Unnamed: 0,Id,cuisine
0,24888,italian
1,43564,italian
2,21898,italian
3,6991,italian
4,37700,italian


In [78]:
preds = model.predict(test_data, batch_size=128, verbose=1)



In [75]:
result_ids = [r['id'] for r in test]
print(f"Using label encored: {label_encoder}")
print(f"Using result ids: {result_ids[:7]}...")

def generate_predictions(model_data) -> pd.DataFrame:
    model = model_data['model']
    preds = model.predict(test_data, batch_size=128, verbose=1)
    pred_labels = onehot_encoder.inverse_transform(preds)
    pred_names = label_encoder.inverse_transform(pred_labels.ravel())
    return pd.DataFrame({
        'id': result_ids,
        'cuisine': pred_names
    })

Using label encored: LabelEncoder()
Using result ids: [24888, 43564, 21898, 6991, 37700, 43546, 20544]...


In [76]:
%%time
subm_dfs = [generate_predictions(model_data) for model_data in results]

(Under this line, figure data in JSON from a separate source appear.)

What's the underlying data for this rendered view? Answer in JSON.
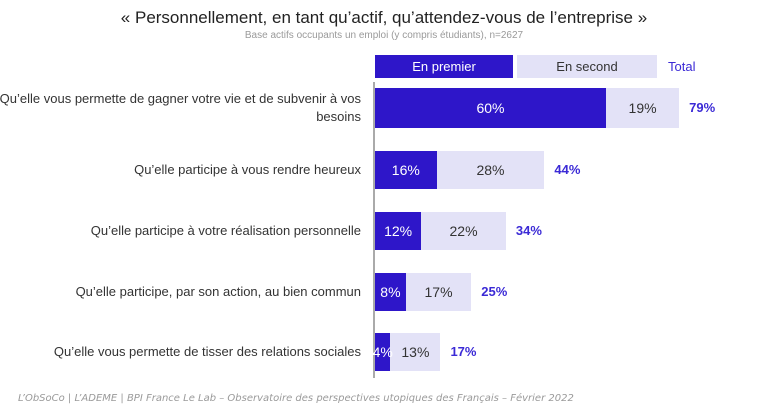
{
  "title": "« Personnellement, en tant qu’actif, qu’attendez-vous de l’entreprise »",
  "subtitle": "Base actifs occupants un emploi (y compris étudiants), n=2627",
  "footer": "L’ObSoCo | L’ADEME | BPI France Le Lab – Observatoire des perspectives utopiques des Français – Février 2022",
  "colors": {
    "first": "#2e16c9",
    "second": "#e3e2f7",
    "total": "#3b2ad6"
  },
  "chart_data": {
    "type": "bar",
    "orientation": "horizontal",
    "stacked": true,
    "categories": [
      "Qu’elle vous permette de gagner votre vie et de subvenir à vos besoins",
      "Qu’elle participe à vous rendre heureux",
      "Qu’elle participe à votre réalisation personnelle",
      "Qu’elle participe, par son action, au bien commun",
      "Qu’elle vous permette de tisser des relations sociales"
    ],
    "series": [
      {
        "name": "En premier",
        "values": [
          60,
          16,
          12,
          8,
          4
        ],
        "labels": [
          "60%",
          "16%",
          "12%",
          "8%",
          "4%"
        ]
      },
      {
        "name": "En second",
        "values": [
          19,
          28,
          22,
          17,
          13
        ],
        "labels": [
          "19%",
          "28%",
          "22%",
          "17%",
          "13%"
        ]
      }
    ],
    "totals": {
      "name": "Total",
      "values": [
        79,
        44,
        34,
        25,
        17
      ],
      "labels": [
        "79%",
        "44%",
        "34%",
        "25%",
        "17%"
      ]
    },
    "xlim": [
      0,
      100
    ],
    "grid": false,
    "legend": "top"
  }
}
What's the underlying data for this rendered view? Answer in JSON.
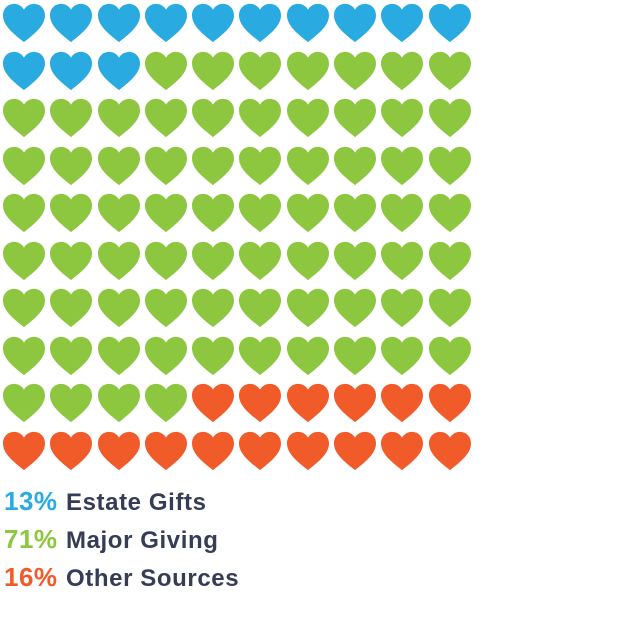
{
  "chart_data": {
    "type": "pictogram",
    "icon": "heart",
    "title": "",
    "grid": {
      "rows": 10,
      "cols": 10,
      "total_icons": 100,
      "fill_order": "row-major-left-to-right-top-to-bottom"
    },
    "categories": [
      "Estate Gifts",
      "Major Giving",
      "Other Sources"
    ],
    "values": [
      13,
      71,
      16
    ],
    "series": [
      {
        "name": "Estate Gifts",
        "value": 13,
        "percent_label": "13%",
        "color": "#29ABE2"
      },
      {
        "name": "Major Giving",
        "value": 71,
        "percent_label": "71%",
        "color": "#8DC63F"
      },
      {
        "name": "Other Sources",
        "value": 16,
        "percent_label": "16%",
        "color": "#F15A29"
      }
    ],
    "legend_position": "bottom-left",
    "label_text_color": "#363C55",
    "background_color": "#FFFFFF"
  }
}
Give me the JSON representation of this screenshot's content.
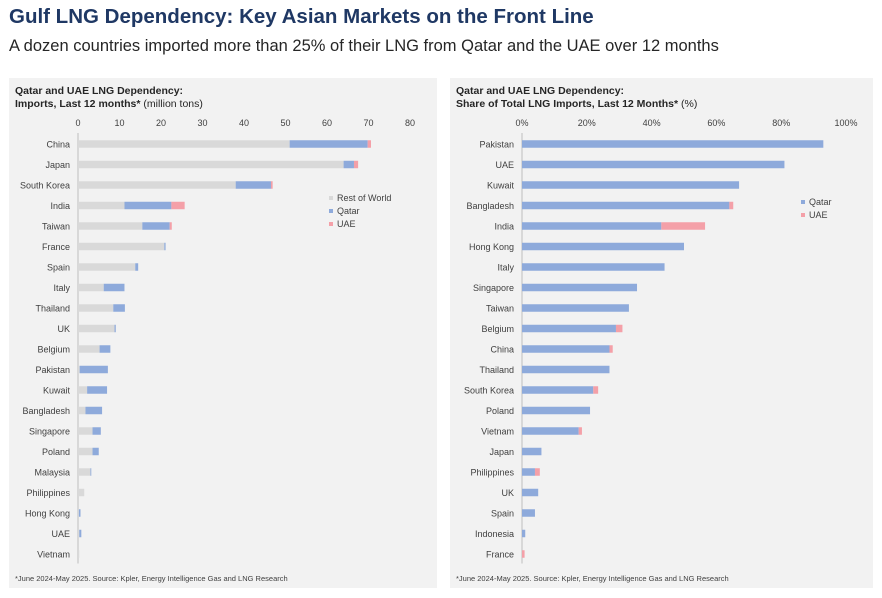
{
  "header": {
    "title": "Gulf LNG Dependency: Key Asian Markets on the Front Line",
    "subtitle": "A dozen countries imported more than 25% of their LNG from Qatar and the UAE over 12 months"
  },
  "colors": {
    "rest_of_world": "#d9d9d9",
    "qatar": "#8eaadb",
    "uae": "#f4a0a8",
    "title": "#1f3864",
    "panel_bg": "#f2f2f2"
  },
  "chart_data": [
    {
      "type": "bar",
      "orientation": "horizontal",
      "stacked": true,
      "title_line1": "Qatar and UAE LNG Dependency:",
      "title_line2": "Imports, Last 12 months*",
      "title_unit": " (million tons)",
      "xlim": [
        0,
        80
      ],
      "xticks": [
        "0",
        "10",
        "20",
        "30",
        "40",
        "50",
        "60",
        "70",
        "80"
      ],
      "xtick_values": [
        0,
        10,
        20,
        30,
        40,
        50,
        60,
        70,
        80
      ],
      "legend_position": "right-middle",
      "categories": [
        "China",
        "Japan",
        "South Korea",
        "India",
        "Taiwan",
        "France",
        "Spain",
        "Italy",
        "Thailand",
        "UK",
        "Belgium",
        "Pakistan",
        "Kuwait",
        "Bangladesh",
        "Singapore",
        "Poland",
        "Malaysia",
        "Philippines",
        "Hong Kong",
        "UAE",
        "Vietnam"
      ],
      "series": [
        {
          "name": "Rest of World",
          "color_key": "rest_of_world",
          "values": [
            51,
            64,
            38,
            11.2,
            15.5,
            20.8,
            13.8,
            6.2,
            8.5,
            8.8,
            5.2,
            0.4,
            2.2,
            1.8,
            3.5,
            3.5,
            3.0,
            1.5,
            0.2,
            0.3,
            0.3
          ]
        },
        {
          "name": "Qatar",
          "color_key": "qatar",
          "values": [
            18.8,
            2.5,
            8.5,
            11.3,
            6.6,
            0.3,
            0.7,
            5.0,
            2.8,
            0.3,
            2.6,
            6.8,
            4.8,
            4.0,
            2.0,
            1.5,
            0.2,
            0,
            0.4,
            0.5,
            0
          ]
        },
        {
          "name": "UAE",
          "color_key": "uae",
          "values": [
            0.8,
            1.0,
            0.4,
            3.2,
            0.5,
            0,
            0,
            0,
            0,
            0,
            0,
            0,
            0,
            0,
            0,
            0,
            0,
            0,
            0,
            0,
            0
          ]
        }
      ],
      "footnote": "*June 2024-May 2025. Source: Kpler, Energy Intelligence Gas and LNG Research"
    },
    {
      "type": "bar",
      "orientation": "horizontal",
      "stacked": true,
      "title_line1": "Qatar and UAE LNG Dependency:",
      "title_line2": "Share of Total LNG Imports, Last 12 Months*",
      "title_unit": " (%)",
      "xlim": [
        0,
        100
      ],
      "xticks": [
        "0%",
        "20%",
        "40%",
        "60%",
        "80%",
        "100%"
      ],
      "xtick_values": [
        0,
        20,
        40,
        60,
        80,
        100
      ],
      "legend_position": "right-middle",
      "categories": [
        "Pakistan",
        "UAE",
        "Kuwait",
        "Bangladesh",
        "India",
        "Hong Kong",
        "Italy",
        "Singapore",
        "Taiwan",
        "Belgium",
        "China",
        "Thailand",
        "South Korea",
        "Poland",
        "Vietnam",
        "Japan",
        "Philippines",
        "UK",
        "Spain",
        "Indonesia",
        "France"
      ],
      "series": [
        {
          "name": "Qatar",
          "color_key": "qatar",
          "values": [
            93,
            81,
            67,
            64,
            43,
            50,
            44,
            35.5,
            33,
            29,
            27,
            27,
            22,
            21,
            17.5,
            6,
            4,
            5,
            4,
            1,
            0
          ]
        },
        {
          "name": "UAE",
          "color_key": "uae",
          "values": [
            0,
            0,
            0,
            1.2,
            13.5,
            0,
            0,
            0,
            0,
            2,
            1,
            0,
            1.5,
            0,
            1,
            0,
            1.5,
            0,
            0,
            0,
            0.8
          ]
        }
      ],
      "footnote": "*June 2024-May 2025. Source: Kpler, Energy Intelligence Gas and LNG Research"
    }
  ]
}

CPU times: user 7.65 s, sys: 1.61 s, total: 9.26 s
Wall time: 8.55 s


In [77]:
subm = pd.concat(subm_dfs)
print(subm.shape)
subm.head()

(9774, 2)


Unnamed: 0,id,cuisine
0,24888,italian
1,43564,italian
2,21898,italian
3,6991,italian
4,37700,italian


In [50]:
%%time
_sf = subm.groupby('id').cuisine.apply(lambda arr: sp.stats.mode(arr).mode[0])
subm_final = pd.DataFrame({
    'Id': _sf.index,
    'cuisine': _sf.values
})



CPU times: user 2 s, sys: 76 ms, total: 2.08 s
Wall time: 1.97 s


In [40]:
subm_final.head()

Unnamed: 0,Id,cuisine
0,16,indian
1,22,mexican
2,24,southern_us
3,32,japanese
4,48,indian


In [44]:
# sanity checks
assert(subm_final.notna().all().all())
assert(sorted(sample_subm['Id'].unique()) == sorted(subm_final['Id'].unique()))
assert(sample_subm.shape == subm_final.shape)

In [48]:
scores = [model_data['score'] for model_data in results]
mean_cv_score = np.mean(scores)
std_cv_score = np.std(scores)
model_name = 'LGBM'
subm_filename = f'{model_name}-cvmean={mean_cv_score:.4f}-cvstd={std_cv_score:.4f}.csv'
subm_path = os.path.join('./submissions/', subm_filename)
subm_path

'./submissions/LGBM-cvmean=0.7815-cvstd=0.0079.csv'

In [52]:
subm_final.to_csv(subm_path, index=False)

In [53]:
!kaggle competitions submit -f {subm_path} -m "Baseline" ml1819-whats-cooking

100%|████████████████████████████████████████| 136k/136k [00:02<00:00, 53.8kB/s]
Successfully submitted to ML1819 - What's Cooking?